I am seeing artifacts and markers are getting cut-off on my map. Zooming in and out can also leave an 'imprint' of what the map looked like before - either for a few seconds or until you refresh the page.

What could be causing these issues and how could I fix them?

I've added screen-grabs below.

Left: Scrambled markers/artifacts. Right: Zoom display problem

Left: Scrambled markers/artifacts. Right: Zoom display problem

EDIT: Using marker-placement: point and marker-multi-policy: whole has almost fixed my problem. My new map is here. But some markers are still getting clipped/cut-off. How can I stop that from happening? I've tried using buffer-size as shown here but it doesn't seem to be working.

  • It looks like your markers are being clipped by the tile boundary. I'm not really sure how to fix it outside of mucking around with marker type itself. Interestingly CartoCSS has a property called marker-avoid-edges but it is not available on the carto platform.
    – Jags
    Mar 26, 2017 at 22:43
  • Thank you for your comment @Jags. I agree the tiles might be part of the problem but I've still not found a proper fix for this. I'm wondering if it may be a bug that CARTO can fix? Otherwise it just means a polygon and marker map cannot be used together because of the display issues. The same problem occurs when you make the map via CARTO's own platform/website as well.
    – Sidders
    Mar 27, 2017 at 17:13

1 Answer 1


So I think I got it working, the new fiddle can be found here

The issue was you were trying to render both polygon and point data with only a polygon geometry. The tile render service was doing it's best to accommodate. I'm not sure what you were intending with the centroid calculation ST_AsText(ST_Centroid(the_geom)), but I don't think it was doing what you expected, the geometry of the point data was actually being calculated on the fly by the tile render service, and not using that centroid.

The solution is to pass the polygon and point data as two seperate layers in the layerSource object and seperate your cartocss for each layer;

      sublayers: [
          sql: "SELECT * FROM " + tableName,
          cartocss:  $("#polygon").text()
          sql: "SELECT ST_Transform(ST_Centroid(the_geom), 3857) as the_geom_webmercator, 
                murder FROM " + tableName + " WHERE calendar_year = (SELECT 
                MAX(calendar_year) FROM " + tableName +" )",
          cartocss: $("#bubble, #murder").text()
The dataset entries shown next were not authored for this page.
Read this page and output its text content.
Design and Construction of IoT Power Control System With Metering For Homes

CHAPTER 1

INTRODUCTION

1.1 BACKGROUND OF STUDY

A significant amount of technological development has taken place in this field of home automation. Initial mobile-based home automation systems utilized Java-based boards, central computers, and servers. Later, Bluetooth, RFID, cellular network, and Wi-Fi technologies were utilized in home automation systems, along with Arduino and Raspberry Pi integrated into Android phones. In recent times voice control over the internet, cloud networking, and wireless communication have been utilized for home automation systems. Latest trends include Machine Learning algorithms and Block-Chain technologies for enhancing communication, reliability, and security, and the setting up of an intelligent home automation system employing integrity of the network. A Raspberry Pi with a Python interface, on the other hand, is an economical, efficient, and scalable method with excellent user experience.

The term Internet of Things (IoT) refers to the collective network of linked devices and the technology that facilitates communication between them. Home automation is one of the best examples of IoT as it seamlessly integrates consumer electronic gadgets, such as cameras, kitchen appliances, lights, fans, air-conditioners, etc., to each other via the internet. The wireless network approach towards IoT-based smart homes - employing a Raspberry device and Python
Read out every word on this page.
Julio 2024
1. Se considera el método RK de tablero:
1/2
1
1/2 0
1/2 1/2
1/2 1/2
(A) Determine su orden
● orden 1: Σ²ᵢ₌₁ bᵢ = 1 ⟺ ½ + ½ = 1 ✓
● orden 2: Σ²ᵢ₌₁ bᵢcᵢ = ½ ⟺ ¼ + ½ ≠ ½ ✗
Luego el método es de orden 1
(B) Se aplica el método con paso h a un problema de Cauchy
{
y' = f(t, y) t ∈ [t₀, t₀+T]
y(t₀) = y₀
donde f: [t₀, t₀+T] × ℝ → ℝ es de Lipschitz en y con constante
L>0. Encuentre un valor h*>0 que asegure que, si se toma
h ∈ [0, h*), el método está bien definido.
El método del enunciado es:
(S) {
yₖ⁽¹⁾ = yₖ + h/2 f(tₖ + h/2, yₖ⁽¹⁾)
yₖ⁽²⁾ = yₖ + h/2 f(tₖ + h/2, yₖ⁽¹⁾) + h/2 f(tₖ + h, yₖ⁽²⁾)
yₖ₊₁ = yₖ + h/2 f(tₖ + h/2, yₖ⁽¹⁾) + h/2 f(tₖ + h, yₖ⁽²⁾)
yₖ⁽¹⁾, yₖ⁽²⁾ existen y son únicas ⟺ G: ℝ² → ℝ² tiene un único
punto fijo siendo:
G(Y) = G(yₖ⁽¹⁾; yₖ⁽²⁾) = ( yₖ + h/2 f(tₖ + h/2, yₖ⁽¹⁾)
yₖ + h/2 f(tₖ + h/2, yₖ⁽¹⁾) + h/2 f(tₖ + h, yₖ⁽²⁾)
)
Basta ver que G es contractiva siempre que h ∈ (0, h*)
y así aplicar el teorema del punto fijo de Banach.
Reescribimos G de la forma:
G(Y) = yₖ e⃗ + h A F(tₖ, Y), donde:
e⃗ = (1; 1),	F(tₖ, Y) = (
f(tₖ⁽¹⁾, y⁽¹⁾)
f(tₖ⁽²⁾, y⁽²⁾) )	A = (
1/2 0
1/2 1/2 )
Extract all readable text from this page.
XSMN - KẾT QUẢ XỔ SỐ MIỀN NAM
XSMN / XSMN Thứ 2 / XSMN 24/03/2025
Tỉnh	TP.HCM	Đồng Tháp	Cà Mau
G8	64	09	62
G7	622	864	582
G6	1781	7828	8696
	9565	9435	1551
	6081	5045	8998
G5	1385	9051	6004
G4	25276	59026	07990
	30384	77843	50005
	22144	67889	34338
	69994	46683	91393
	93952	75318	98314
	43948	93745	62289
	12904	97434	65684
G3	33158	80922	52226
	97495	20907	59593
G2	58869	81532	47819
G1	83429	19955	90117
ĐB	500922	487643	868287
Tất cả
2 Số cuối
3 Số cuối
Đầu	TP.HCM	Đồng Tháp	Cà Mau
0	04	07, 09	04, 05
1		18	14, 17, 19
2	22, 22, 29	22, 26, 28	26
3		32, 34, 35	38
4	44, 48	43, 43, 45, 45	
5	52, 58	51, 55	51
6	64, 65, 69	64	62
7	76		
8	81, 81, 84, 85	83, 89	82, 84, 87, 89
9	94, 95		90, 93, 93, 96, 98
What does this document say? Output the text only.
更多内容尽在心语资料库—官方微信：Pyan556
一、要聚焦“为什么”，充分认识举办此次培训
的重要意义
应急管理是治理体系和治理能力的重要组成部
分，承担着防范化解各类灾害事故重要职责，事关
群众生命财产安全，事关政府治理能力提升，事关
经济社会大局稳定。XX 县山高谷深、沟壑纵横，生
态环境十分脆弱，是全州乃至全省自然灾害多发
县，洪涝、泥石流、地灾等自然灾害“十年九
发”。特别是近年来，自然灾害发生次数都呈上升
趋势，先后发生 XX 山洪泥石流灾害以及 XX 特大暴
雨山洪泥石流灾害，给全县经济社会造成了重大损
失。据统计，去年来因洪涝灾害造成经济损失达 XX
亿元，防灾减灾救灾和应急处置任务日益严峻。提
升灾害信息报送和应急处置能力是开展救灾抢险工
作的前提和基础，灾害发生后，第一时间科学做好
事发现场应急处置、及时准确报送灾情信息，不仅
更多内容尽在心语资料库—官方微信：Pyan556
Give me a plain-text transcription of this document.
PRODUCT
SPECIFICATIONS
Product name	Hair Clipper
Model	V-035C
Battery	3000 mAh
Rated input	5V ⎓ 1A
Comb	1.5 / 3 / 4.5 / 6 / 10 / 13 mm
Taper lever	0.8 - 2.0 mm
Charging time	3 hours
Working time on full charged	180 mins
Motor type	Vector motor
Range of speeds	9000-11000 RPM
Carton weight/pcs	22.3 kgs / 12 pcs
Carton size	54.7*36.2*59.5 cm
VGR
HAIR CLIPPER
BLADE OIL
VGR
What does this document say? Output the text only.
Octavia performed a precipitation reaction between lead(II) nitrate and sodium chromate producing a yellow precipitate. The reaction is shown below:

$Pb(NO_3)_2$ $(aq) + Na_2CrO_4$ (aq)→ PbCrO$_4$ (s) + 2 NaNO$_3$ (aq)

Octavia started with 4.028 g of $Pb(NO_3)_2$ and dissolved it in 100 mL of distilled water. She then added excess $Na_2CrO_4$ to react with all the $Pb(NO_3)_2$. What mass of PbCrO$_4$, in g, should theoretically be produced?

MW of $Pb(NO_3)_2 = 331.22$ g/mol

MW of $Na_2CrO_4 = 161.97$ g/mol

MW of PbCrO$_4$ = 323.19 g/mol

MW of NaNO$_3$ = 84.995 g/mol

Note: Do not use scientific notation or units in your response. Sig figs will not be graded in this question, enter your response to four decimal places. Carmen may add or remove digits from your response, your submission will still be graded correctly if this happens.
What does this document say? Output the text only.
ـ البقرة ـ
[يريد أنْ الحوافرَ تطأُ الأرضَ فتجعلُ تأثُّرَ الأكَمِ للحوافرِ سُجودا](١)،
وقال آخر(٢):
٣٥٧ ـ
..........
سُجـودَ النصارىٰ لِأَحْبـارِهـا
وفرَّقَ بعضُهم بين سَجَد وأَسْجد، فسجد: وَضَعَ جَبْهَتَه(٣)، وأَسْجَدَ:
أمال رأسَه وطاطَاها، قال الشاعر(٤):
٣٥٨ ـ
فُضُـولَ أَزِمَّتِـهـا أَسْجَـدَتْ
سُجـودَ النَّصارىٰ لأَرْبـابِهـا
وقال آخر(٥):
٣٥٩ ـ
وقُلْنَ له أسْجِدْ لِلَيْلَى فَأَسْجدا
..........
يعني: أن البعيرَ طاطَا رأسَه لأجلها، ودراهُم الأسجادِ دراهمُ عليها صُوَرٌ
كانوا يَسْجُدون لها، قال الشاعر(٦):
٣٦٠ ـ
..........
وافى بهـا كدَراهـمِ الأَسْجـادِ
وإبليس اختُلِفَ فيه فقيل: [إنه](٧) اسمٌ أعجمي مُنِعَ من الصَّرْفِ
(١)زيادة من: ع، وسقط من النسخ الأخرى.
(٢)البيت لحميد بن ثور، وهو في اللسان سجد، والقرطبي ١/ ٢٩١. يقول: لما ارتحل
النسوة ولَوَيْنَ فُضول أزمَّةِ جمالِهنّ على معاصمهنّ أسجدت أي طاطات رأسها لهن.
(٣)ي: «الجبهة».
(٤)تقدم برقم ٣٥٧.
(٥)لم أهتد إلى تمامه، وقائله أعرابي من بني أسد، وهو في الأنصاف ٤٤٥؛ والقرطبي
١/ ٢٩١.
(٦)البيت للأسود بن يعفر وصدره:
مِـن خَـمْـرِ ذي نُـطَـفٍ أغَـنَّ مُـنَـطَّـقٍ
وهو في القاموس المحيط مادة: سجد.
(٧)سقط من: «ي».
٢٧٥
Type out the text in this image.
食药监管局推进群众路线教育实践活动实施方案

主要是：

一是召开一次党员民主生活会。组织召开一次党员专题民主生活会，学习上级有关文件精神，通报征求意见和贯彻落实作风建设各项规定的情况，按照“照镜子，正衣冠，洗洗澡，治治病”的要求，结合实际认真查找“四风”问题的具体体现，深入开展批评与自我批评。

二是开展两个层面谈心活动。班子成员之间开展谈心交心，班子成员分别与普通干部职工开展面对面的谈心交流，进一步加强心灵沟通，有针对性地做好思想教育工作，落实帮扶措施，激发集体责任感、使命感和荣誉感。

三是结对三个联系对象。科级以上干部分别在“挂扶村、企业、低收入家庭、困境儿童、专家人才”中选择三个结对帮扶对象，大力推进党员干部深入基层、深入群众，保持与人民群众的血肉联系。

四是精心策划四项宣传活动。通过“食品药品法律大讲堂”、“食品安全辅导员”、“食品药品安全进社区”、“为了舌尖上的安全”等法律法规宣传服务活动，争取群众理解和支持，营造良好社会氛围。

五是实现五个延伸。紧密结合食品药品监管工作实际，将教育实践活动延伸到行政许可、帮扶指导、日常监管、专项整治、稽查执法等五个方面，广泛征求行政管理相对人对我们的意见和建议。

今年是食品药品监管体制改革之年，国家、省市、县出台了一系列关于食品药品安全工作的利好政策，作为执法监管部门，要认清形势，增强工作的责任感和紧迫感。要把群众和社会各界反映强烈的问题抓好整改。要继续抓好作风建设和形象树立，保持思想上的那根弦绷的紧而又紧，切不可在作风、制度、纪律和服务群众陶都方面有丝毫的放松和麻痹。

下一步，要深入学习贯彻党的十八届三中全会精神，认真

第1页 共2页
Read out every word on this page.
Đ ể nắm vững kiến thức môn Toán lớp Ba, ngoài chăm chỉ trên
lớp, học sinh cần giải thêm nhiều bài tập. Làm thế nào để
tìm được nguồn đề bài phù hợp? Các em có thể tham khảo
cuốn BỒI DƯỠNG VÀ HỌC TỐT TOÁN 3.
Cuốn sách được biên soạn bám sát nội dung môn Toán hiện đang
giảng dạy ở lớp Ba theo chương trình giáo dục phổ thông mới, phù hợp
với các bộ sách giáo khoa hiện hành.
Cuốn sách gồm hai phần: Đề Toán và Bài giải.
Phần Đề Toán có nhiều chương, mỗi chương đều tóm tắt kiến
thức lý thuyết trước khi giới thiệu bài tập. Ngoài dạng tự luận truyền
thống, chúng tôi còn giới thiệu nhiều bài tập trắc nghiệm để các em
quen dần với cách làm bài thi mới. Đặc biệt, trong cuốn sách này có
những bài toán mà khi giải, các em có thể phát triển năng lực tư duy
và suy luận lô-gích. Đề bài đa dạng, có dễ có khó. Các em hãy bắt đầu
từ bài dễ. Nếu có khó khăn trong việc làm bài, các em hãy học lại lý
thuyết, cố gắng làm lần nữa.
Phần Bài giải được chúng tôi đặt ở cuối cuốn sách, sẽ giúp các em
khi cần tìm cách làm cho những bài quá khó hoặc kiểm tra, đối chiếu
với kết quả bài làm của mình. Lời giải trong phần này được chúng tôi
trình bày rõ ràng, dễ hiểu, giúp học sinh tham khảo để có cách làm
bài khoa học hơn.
One thing to note when calculating a new geometry that you wish rendered, is that it must be in the_geom_webmercator format. More information can be found here

  • Putting the markers on a separate layer was exactly my thoughts too after finding this. Although I only wanted to apply marker-styles to polygons rather than generate new markers, it seems that is not possible/too buggy to do for now. Also thank you for your code and explanation - I will have to re-code huge chunks of my map so I can switch layers/css on and off when clicking different buttons but at least it should work as intended.
    – Sidders
    Mar 28, 2017 at 6:25
  • A quick question - how could you switch the second SQL query and cartocss inside layerSource on and off via a button click? Or would it be better practise to have two createLayer(); methods as shown here?
    – Sidders
    Mar 28, 2017 at 6:44
  • @Sidders Be careful of using multiple createLayer() methods, it doesn't play nice with infowindows/hoverwindows. However if you are not going to use those you can get away with it. For your case though, you don't need two createLayrer methods, you just need to capture the sublayers in the done method, and then you can toggle them as needed. I have a quick and dirty here jsfiddle.net/84agm2wq It is running a little slow, and I'm not really sure why (perhaps something to do with the fiddle platform?), but this is the general method you would take.
    – Jags
    Mar 28, 2017 at 22:06
  • Thanks again @Jags - you're right, it is a bit slow but it works! I also ended up answering my own question in the end by using this map as an example, but your method uses a lot less code, which is always welcome!